While IEEFA sees the second phase of LNG Canada facing an uphill climb, Wang looks at it differently.
“It would actually make the economics for the project much better if you were to put in a second phase. You’re essentially covering the costs for a bigger project with more output,” he said. “You’ve already done a lot of the site work, a lot of the pipeline work. The second phase will come in much cheaper.”
Beyond LNG Canada, he said WoodMac is “cautiously optimistic” about the growth prospects for LNG in the country.
“We think hopefully by 2022, Woodfibre LNG will receive an FID. After that, it will be LNG Canada Phase 2,” Dulles Wang, director of Americas Gas and LNG Research at energy consultancy Wood Mackenzie, told Gas Outlook.
Wang said upstream supply is ample enough to serve new LNG projects, and rising demand in Asia could mean that LNG prices move higher in the late 2020s and into the 2030s. He conceded that provincial climate policy in BC would likely mean that future LNG projects would need to electrify their liquefaction facilities and take into account higher carbon prices, which could affect project economics.
But he argued that the investment case is made more compelling by the shorter transit times from the West Coast to Asia, and that it would also cut out vulnerability to shipments through the Panama Canal. “The market actually needs some sort of diversification from the [U.S.] Gulf Coast,” Wang said.

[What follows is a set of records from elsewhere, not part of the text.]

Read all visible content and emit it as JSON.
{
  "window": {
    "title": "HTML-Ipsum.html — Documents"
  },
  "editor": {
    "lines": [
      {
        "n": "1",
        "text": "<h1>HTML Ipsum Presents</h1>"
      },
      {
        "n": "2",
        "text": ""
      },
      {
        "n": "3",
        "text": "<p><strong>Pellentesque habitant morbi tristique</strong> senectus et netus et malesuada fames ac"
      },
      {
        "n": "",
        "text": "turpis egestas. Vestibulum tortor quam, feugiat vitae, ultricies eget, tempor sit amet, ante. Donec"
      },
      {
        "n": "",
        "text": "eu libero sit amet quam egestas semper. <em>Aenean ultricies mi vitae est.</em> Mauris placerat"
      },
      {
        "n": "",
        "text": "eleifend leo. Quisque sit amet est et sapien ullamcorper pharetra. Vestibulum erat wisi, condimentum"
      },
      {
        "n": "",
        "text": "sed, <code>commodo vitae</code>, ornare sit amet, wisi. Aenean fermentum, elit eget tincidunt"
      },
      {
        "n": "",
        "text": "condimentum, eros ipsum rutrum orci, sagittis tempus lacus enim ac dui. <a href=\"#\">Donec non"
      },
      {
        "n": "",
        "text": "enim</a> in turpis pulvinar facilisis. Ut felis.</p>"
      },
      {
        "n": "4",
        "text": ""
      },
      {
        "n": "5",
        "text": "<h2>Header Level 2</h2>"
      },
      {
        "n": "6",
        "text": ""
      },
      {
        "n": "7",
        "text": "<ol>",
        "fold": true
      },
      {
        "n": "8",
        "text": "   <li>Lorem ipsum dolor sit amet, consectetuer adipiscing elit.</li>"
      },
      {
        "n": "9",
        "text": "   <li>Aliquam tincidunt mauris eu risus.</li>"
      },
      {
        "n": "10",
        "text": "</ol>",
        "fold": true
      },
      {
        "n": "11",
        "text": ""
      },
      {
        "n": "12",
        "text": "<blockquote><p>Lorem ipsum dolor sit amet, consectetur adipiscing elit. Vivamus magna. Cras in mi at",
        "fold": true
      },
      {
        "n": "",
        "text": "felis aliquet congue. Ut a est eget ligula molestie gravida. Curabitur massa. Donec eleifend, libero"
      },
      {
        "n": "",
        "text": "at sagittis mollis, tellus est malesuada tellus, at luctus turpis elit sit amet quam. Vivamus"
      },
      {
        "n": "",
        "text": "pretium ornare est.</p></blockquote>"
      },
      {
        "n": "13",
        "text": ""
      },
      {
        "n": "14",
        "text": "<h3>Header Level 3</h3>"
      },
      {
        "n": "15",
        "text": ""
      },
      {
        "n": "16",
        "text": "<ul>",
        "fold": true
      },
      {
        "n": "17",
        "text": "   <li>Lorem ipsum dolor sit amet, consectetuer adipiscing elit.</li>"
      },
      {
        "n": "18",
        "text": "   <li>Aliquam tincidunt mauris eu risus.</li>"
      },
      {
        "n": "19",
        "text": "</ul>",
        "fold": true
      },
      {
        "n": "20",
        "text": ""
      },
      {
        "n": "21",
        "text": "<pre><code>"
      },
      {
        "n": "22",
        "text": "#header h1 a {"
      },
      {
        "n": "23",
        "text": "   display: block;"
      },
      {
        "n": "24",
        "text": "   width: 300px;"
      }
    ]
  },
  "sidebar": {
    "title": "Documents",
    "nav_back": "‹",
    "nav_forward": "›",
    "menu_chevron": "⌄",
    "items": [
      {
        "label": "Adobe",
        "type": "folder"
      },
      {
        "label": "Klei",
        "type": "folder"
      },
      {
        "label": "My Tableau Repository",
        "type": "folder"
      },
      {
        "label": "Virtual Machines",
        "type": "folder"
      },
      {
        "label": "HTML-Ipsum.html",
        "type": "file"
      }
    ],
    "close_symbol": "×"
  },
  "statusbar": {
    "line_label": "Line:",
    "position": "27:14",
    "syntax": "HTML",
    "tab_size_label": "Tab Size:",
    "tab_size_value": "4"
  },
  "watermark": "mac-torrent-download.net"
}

Shorter routes to Asia shave off 13 days of travel time for LNG leaving Canada’s Pacific Coast compared to the U.S. Gulf Coast, saving between $800,000 and $1,500,000 per voyage, according to Felix Booth, head of LNG for Vortexa, an energy analytics firm.
Still, LNG projects in the U.S. Gulf Coast, Qatar, and Russia have “both superior project execution credibility and a significant cost of supply advantage” compared to greenfield projects in Canada, Booth told Gas Outlook in an email.
“Canadian LNG current cost challenges make future expansion unlikely in the medium term, Woodfibre LNG is likely to proceed to FID this coming year but no other projects are making significant progress,” Booth wrote.
IEEFA argues that if the financial picture for LNG Canada – the only project currently under construction – continues to darken, investors could grow increasingly wary.
“As a shareholder of any company that wants to build a major LNG project in British Columbia, you just have to ask management, do you really think that your money and time is best spent working on a mega LNG project in British Columbia?” Mawji said.
“Would it be more palatable to go to the U.S. where it is easier to do something like this? Or, at that point, with the return profile that you are getting from LNG Canada, why not build renewable energy? There’s much less pushback against it,” he added.